James Hopkins Smith Jr., 72, an assistant secretary of the Navy and director of the International Cooperation Administration (ICA) during the Eisenhower administration, died Nov. 24 at a hospital in La Jolla, Calif. He had cancer.

After leaving government, Mr. Smith lived in La Jolla and Aspen, Colo. He was a rancher in Colorado and a vice chairman and trustee of the Aspen Institute, a privately funded public policy organization.

Mr. Smith was the assistant secretary of the Navy for air from 1953 to 1956. A widely reported event of his tenure grew out of his firing of a civilian employe of the Navy as a security risk. He called a press conference to announce that the action had been a "grave injustice." He publicly apologized to the employe, reinstated him and took full responsibility for the original mistake.

His action was all the more notable given the unreasoning anticommunism that had been generated in those years by the late Sen. Joseph R. McCarthy (R-Wis.).

The ICA was the forerunner of the Agency for International Development. As its director from 1957 to 1959, Mr. Smith was head of the nation's foreign aid program. He helped wipe out the political job clearance system that plagued it and directed that further appointments be made purely on the basis of merit. When he resigned, The Washington Post said he had given "to his demanding assignment imagination, decisiveness and enthusiasm."

In the 1948 Olympic Games at Helsinki, Finland, Mr. Smith won a gold medal in sailing.

Mr. Smith was a native of New York City. He graduated from Harvard College and earned a law degree at Columbia University. Before World War II, he became a pilot in the Navy Reserves and was manager of African operations for Pan American Airways.

During the war, he flew combat missions from the carriers Belleau Wood and Yorktown in the Pacific and also served on the staff of Adm. Arthur W. Radford. He earned a Bronze Star and three Air Medals.

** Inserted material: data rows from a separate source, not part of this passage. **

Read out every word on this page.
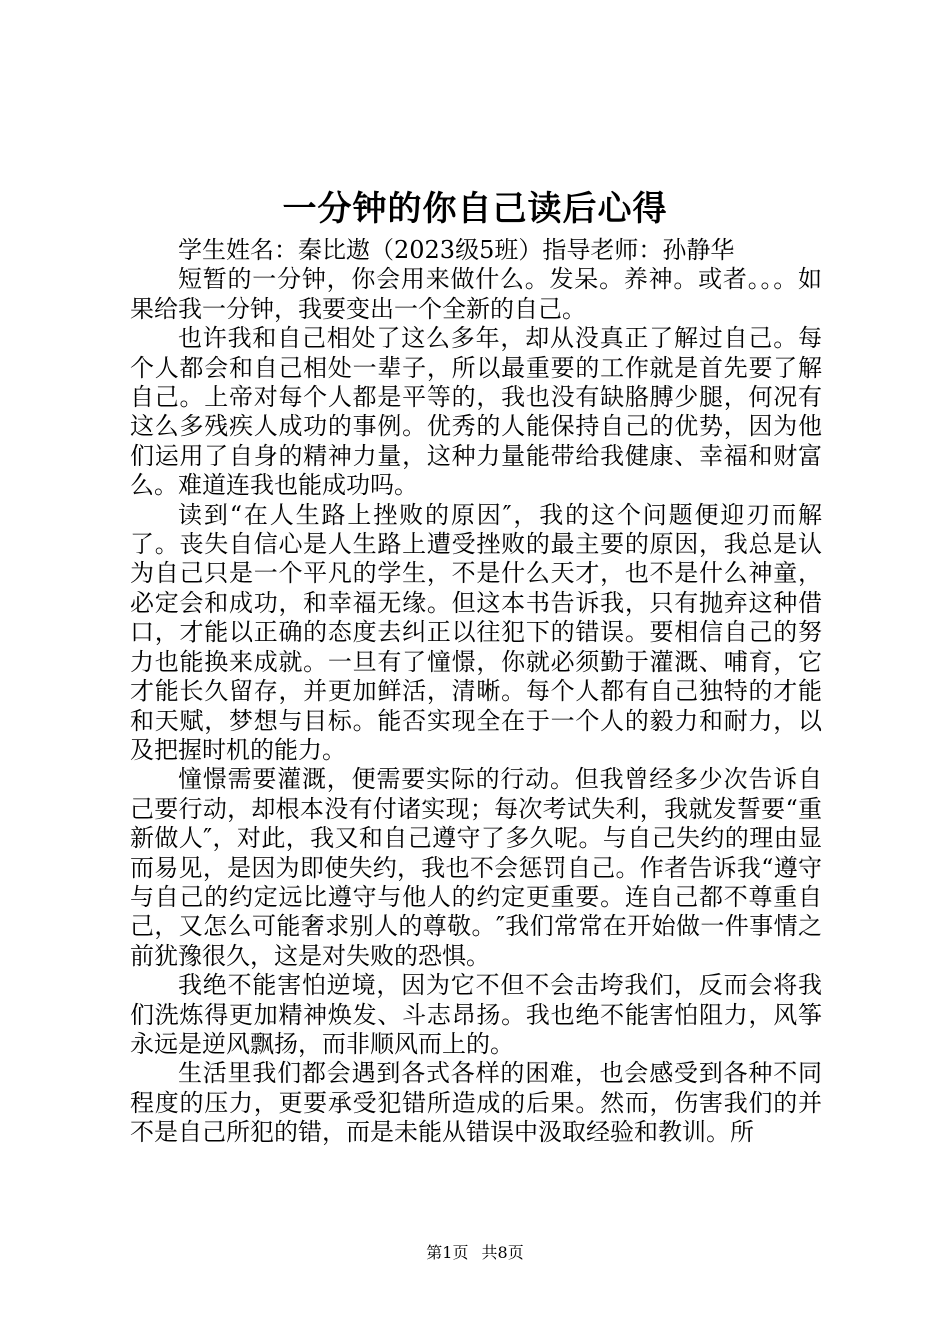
一分钟的你自己读后心得

学生姓名：秦比遨（2023级5班）指导老师：孙静华

短暂的一分钟，你会用来做什么。发呆。养神。或者。。。如果给我一分钟，我要变出一个全新的自己。

也许我和自己相处了这么多年，却从没真正了解过自己。每个人都会和自己相处一辈子，所以最重要的工作就是首先要了解自己。上帝对每个人都是平等的，我也没有缺胳膊少腿，何况有这么多残疾人成功的事例。优秀的人能保持自己的优势，因为他们运用了自身的精神力量，这种力量能带给我健康、幸福和财富么。难道连我也能成功吗。

读到“在人生路上挫败的原因″，我的这个问题便迎刃而解了。丧失自信心是人生路上遭受挫败的最主要的原因，我总是认为自己只是一个平凡的学生，不是什么天才，也不是什么神童，必定会和成功，和幸福无缘。但这本书告诉我，只有抛弃这种借口，才能以正确的态度去纠正以往犯下的错误。要相信自己的努力也能换来成就。一旦有了憧憬，你就必须勤于灌溉、哺育，它才能长久留存，并更加鲜活，清晰。每个人都有自己独特的才能和天赋，梦想与目标。能否实现全在于一个人的毅力和耐力，以及把握时机的能力。

憧憬需要灌溉，便需要实际的行动。但我曾经多少次告诉自己要行动，却根本没有付诸实现；每次考试失利，我就发誓要“重新做人″，对此，我又和自己遵守了多久呢。与自己失约的理由显而易见，是因为即使失约，我也不会惩罚自己。作者告诉我“遵守与自己的约定远比遵守与他人的约定更重要。连自己都不尊重自己，又怎么可能奢求别人的尊敬。″我们常常在开始做一件事情之前犹豫很久，这是对失败的恐惧。

我绝不能害怕逆境，因为它不但不会击垮我们，反而会将我们洗炼得更加精神焕发、斗志昂扬。我也绝不能害怕阻力，风筝永远是逆风飘扬，而非顺风而上的。

生活里我们都会遇到各式各样的困难，也会感受到各种不同程度的压力，更要承受犯错所造成的后果。然而，伤害我们的并不是自己所犯的错，而是未能从错误中汲取经验和教训。所

第1页 共8页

He retired from the Reserves in 1953 with the rank of captain.

He was a special assistant to the secretary of the Navy and a vice president of Pan American before becoming assistant Navy secretary.

His marriage to the former Nancy Morgan ended in divorce.

Survivors include his wife, Diane H., and their daughter, Joy, both of Aspen and La Jolla; three children by his first marriage, Morgan, of Denver, Dinah, of Santa Barbara, Calif., and Sandra, of Carbondale, Colo., and three grandchildren.